I wanted to share a report recently out from the Center for Strategic Philanthropy and Civil Society at Duke University

Disrupting Philanthropy: Technology and the Future of the Social Sector

This report presents an overview of some of the impacts that the networked digital technology and data are having on the philanthropic sector. It’s very readable and is a good orientation to a few of the high-tech developments.

From the summary:

This monograph explores the immediate and longer-term implications of networked digital technologies for philanthropy. Our claim is that information networks are transforming philanthropy. Enormous databases and powerful new visualization tools can be accessed instantly by anyone, at any time.

[W]e examine how networked technologies are affecting five philanthropic practices:

• Setting goals and formulating strategy: how funders and enterprises make decisions about what to do, where, and how.
• Building social capital: how funders and enterprises support one another, cooperate, and collaborate.
• Measuring progress: how funders and enterprises set benchmarks, measure outputs, and make course corrections along the way.
• Measuring outcomes and impact: how funders and enterprises know whether what they’ve done has made a difference.
• Accounting for the work: how funders and enterprises account for what they do, to the public at large and to regulators.
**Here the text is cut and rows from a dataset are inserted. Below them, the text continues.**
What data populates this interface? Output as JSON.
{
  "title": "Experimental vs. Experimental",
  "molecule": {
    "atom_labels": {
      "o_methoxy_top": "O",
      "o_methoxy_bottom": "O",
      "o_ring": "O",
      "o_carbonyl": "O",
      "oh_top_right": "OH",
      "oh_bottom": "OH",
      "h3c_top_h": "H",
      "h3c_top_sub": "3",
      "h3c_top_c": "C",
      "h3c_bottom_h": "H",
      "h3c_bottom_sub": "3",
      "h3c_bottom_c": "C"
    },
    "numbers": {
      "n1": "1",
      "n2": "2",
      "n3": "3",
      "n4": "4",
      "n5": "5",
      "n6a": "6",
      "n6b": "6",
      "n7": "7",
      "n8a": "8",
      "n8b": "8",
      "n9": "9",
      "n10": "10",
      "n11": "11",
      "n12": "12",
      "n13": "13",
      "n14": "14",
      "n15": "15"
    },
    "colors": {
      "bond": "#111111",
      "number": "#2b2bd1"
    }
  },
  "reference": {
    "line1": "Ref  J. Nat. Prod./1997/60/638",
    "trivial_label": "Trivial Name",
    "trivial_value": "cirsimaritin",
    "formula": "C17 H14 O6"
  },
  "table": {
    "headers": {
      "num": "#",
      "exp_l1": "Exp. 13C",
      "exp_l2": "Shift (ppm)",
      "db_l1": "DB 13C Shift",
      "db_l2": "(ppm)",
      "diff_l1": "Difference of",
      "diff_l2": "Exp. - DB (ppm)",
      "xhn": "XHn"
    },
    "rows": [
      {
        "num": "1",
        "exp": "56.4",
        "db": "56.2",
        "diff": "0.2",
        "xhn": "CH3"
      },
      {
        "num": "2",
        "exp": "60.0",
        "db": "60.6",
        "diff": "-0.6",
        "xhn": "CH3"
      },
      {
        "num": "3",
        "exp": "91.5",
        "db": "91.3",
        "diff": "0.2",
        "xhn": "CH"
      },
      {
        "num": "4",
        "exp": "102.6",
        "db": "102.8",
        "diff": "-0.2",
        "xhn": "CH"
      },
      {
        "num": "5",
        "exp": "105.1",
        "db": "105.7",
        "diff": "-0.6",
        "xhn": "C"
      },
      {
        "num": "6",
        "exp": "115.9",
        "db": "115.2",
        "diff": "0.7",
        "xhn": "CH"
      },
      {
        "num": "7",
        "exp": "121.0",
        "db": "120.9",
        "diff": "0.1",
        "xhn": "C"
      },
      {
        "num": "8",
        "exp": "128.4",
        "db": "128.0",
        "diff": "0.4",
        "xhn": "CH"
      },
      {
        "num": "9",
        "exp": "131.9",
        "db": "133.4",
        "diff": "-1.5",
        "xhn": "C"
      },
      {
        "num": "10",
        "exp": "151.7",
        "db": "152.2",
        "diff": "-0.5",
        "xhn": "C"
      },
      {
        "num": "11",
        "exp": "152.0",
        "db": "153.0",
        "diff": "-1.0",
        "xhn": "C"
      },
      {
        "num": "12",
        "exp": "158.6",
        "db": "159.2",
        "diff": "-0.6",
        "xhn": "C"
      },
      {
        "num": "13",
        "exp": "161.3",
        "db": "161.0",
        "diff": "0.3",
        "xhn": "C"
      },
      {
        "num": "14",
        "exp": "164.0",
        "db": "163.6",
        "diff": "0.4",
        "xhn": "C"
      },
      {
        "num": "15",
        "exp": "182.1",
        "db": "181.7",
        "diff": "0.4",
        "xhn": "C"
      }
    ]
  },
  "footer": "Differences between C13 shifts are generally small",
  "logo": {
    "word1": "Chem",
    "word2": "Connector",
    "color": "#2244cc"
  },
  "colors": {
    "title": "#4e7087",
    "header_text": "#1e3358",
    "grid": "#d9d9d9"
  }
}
[W]e feel confident in predicting we’ll see an increase in the following three phenomena:
• New blendings of market-based and nonmarket solutions.
• Networked, boundaryless, and often temporary alliances that call for the creation of new ways of activating, coordinating, and governing cooperative efforts.
• More and better data, more readily available and at lower cost.

Ajah is an prime example of several of the trends mentioned in this report.